Aussitôt la nouvelle de cette catastrophe conne en Guyane, un projet d’implanter des familles de sinistrés vit le jour. Un terrain de 94 hectares pris sur le domaine de Montjoly sera aménagé par le gouvernement.

  • 1903 : La communauté des réfugiés martiniquais compte 317 personnes. Cette vocation va se développer jusqu’à nos jours. On assiste à l’abandon progressif des activités agricoles importantes.

L’entre-deux guerre

  • 1914 : Départ de nombreux jeunes de Rémire à la guerre.
  • 1939 : L’orphelinat crée en 1936 à Rémire est transféré à Montjoly.

Après la guerre, la départementalisation oriente la commune vers une fonction résidentielle. Cette vocation va se développer jusqu’à nos jours. On assiste à l’abandon progressif des activités agricoles importantes.

Arrivée de nouvelles populations

  • 1950 : Les Saints-Luciens arrivent pour travailler à la distillerie Prévot ainsi que quelques Javanais installés sur le pourtour du Mahury. Plus tard, Rémire s’enrichit d’apports de populations haïtiennes et brésiliennes.

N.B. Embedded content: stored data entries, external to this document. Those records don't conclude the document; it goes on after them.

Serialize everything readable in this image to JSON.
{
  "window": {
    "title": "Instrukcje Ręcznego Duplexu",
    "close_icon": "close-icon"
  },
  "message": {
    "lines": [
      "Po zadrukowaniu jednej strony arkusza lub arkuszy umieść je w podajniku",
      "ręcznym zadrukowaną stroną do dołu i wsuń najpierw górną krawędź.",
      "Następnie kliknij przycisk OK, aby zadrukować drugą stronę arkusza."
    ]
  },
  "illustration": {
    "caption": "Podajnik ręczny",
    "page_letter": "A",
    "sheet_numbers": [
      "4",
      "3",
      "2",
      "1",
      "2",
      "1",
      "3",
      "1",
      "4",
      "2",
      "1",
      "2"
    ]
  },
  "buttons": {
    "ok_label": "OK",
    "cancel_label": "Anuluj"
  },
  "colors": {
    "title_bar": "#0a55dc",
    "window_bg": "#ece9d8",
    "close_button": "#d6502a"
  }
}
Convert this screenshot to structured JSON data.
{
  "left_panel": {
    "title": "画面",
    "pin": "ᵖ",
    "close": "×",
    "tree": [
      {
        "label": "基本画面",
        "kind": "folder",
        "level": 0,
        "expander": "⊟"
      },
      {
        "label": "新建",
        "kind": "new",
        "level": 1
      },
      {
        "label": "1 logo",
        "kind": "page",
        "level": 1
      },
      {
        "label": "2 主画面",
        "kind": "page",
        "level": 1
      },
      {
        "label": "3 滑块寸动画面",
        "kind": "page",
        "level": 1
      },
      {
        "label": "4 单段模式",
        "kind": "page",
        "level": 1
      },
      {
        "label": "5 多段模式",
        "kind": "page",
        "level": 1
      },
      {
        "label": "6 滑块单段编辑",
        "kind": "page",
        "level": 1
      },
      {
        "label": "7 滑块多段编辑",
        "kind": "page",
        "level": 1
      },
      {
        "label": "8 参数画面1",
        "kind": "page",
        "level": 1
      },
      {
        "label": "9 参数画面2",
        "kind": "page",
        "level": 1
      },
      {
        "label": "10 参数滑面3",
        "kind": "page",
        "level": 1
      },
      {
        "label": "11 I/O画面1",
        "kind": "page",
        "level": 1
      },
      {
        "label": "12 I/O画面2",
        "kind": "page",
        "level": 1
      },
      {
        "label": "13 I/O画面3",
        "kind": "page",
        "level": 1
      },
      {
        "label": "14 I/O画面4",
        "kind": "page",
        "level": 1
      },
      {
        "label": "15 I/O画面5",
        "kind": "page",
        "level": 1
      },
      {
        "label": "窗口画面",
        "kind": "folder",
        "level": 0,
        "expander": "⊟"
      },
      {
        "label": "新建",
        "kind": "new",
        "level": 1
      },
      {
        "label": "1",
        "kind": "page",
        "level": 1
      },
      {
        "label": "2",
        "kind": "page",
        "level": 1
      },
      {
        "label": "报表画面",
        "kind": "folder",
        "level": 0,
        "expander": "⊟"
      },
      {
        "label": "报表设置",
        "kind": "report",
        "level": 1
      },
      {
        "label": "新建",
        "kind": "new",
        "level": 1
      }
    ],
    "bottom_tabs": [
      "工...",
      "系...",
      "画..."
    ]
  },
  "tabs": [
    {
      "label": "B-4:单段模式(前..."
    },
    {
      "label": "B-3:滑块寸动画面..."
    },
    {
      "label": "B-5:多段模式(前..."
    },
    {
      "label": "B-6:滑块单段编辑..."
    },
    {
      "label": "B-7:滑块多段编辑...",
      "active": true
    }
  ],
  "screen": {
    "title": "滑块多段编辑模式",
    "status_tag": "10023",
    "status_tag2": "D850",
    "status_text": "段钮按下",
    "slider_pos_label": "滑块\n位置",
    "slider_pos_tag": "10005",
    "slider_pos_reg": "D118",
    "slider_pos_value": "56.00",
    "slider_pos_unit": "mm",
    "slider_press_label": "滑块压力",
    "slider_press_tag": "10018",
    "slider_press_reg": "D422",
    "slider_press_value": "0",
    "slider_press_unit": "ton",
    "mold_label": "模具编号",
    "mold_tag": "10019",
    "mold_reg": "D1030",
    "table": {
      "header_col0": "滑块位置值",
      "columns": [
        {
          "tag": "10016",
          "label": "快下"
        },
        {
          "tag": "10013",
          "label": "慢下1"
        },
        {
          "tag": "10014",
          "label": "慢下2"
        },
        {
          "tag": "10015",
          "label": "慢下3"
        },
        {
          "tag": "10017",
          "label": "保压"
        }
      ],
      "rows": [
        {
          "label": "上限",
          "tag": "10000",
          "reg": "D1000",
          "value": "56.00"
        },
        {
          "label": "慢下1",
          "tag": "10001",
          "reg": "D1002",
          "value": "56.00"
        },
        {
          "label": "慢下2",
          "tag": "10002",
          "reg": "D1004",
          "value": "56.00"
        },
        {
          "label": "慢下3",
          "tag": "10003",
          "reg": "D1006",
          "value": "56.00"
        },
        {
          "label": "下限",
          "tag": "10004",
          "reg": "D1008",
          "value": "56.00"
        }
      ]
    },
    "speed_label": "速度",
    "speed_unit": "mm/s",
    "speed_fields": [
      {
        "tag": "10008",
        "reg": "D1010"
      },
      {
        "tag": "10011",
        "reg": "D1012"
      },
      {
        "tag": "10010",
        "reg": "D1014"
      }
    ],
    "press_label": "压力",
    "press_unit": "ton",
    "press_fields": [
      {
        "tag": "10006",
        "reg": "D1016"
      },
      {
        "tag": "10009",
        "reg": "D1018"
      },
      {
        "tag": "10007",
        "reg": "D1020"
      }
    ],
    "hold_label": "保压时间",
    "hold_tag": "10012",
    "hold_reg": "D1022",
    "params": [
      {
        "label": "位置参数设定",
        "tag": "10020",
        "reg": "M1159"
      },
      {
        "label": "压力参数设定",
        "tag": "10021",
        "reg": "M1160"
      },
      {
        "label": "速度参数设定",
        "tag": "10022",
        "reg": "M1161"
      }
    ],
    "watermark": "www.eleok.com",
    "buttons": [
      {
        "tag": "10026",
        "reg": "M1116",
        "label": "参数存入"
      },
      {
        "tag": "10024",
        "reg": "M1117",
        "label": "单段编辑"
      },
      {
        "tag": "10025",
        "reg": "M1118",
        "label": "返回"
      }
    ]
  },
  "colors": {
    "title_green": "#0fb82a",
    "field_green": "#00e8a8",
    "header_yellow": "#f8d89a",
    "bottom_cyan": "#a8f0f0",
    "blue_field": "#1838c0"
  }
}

Vers de nouvelles perspectives

Sur la période 1969 à 2010, l’ancienne Commune agricole du 18ème siècle marquée notamment par la présence des jésuites sur le domaine Loyola,  connait un développement croissant.

Les bourgs de Rémire et Montjoly forment en 1969, la commune de Rémire-Montjoly. Ce trait d’union est un symbole fort pour la municipalité de l’époque qui, non seulement soulignait  ainsi, sa volonté de développer la Ville, mais surtout de l’aménager. Ainsi, sous l’impulsion du Docteur Edmard LAMA, Maire de 1971 à 2007, de nombreux quartiers et lotissements voient le jour. Les Ames Claires, les résidences du domaine de Beauregard..… mais également la zone industrielle autour du Port de Dégrad-des-Cannes, la construction de la nouvelle Mairie au cœur de Ville, la Poste, la Station Guyane 1ère, autant d’infrastructures implantées sur le territoire communal.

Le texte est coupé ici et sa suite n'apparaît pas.